For Western cultures, the concept of death is uncomfortable. Unlike other cultures, which have woven the honouring of death and dying into every day custom and ritual, we are brought up to avoid talking about death, calling it ‘morbid’.
Bizarrely, we are even seeing the rise of the notion that death is a ‘disease’ that can be avoided. US tech billionaire Bryan Johnson, also known as the ‘don’t die guy’, says he is “at war with death and its causes” and is on a mission to “defeat all causes of human and planetary death”.
“Here’s the truth: we are all going to die,” says Christchurch end-of-life doula and grief coach Sue Beach.
“We are all going to experience grief and loss, and we need better conversations, learnings and understandings to deal with it when it comes. This not only helps us live better lives, but it also brings dignity, more ease, and less fear to the process of dying when there is a terminal diagnosis. Even in my previous career in the medical profession, death was sometimes viewed as a ‘failure’ rather than the natural end to a life.”
As an end-of-life doula, Sue offers non-medical, practical and emotional support to a terminally ill person and their loved ones, before and after death.
“A terminal diagnosis is scary and overwhelming. An end-of-life doula is there through the whole journey, ensuring the appropriate resources are accessed and supporting emotional and spiritual well-being,” Sue says.
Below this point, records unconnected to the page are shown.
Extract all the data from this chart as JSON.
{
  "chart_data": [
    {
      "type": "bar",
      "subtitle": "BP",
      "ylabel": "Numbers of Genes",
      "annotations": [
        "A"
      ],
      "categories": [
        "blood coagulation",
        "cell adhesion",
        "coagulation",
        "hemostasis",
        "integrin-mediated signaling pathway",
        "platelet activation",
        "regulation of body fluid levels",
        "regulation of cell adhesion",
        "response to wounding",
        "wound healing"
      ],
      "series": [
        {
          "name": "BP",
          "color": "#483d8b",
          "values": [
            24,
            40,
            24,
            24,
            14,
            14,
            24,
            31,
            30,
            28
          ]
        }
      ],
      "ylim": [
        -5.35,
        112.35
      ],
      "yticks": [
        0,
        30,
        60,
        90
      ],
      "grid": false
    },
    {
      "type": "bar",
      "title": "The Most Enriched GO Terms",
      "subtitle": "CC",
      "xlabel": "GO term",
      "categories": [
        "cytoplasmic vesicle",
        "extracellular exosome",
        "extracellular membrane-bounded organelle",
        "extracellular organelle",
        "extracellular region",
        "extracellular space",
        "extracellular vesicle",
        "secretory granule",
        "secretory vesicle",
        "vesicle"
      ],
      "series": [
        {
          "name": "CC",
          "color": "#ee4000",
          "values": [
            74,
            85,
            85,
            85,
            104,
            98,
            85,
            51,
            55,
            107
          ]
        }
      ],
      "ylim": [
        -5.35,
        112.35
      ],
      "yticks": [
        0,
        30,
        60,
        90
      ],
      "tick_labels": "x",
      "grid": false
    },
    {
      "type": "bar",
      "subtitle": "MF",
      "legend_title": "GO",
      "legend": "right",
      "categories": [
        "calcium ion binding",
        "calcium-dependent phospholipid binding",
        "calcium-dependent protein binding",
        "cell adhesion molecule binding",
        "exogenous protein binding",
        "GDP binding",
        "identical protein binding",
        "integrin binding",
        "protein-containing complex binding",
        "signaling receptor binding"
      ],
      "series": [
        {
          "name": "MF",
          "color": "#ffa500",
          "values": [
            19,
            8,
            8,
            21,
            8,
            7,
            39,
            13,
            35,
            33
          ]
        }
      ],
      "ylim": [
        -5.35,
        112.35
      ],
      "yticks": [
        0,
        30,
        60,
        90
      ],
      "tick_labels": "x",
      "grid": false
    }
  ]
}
Her own first experience with death was with her little brother at the age of seven. “We were at my grandparents’ celebrating my seventh birthday. I was standing right beside him when something fell on him and killed him. This was more than 50 years ago and, typical of the time, was not handled well. Nothing was explained to me. I didn’t go to his funeral and wasn’t taken to his grave until I found it myself a few years ago. I didn’t even really understand what had happened; we never talked about him or that awful day. It left me deeply affected, and it wasn’t until my sister died in a road accident many years later that I was able to process what had happened when I was a child.
“I learnt so much more about living when I did my end-of-life doula training. It taught me what’s important and gave me some direction and purpose in my life. I studied it originally to get a better understanding of death. I was already a grief companion and coach, so I thought it would help me be a better grief coach. I had worked in the operating theatre for 25 years, so I had a good understanding of how the physical body worked. I knew how to try and keep people alive, but never learnt how to help people die. I had been present at many Caesarean section births, with the joy and celebration of birth, so thought it was time to learn more about how to be present with death.”
Sue’s attitude to dying is that it is the next big adventure. “It might be wonderful and exciting, or it might be empty and nothing. Either way, it’s fine with me.”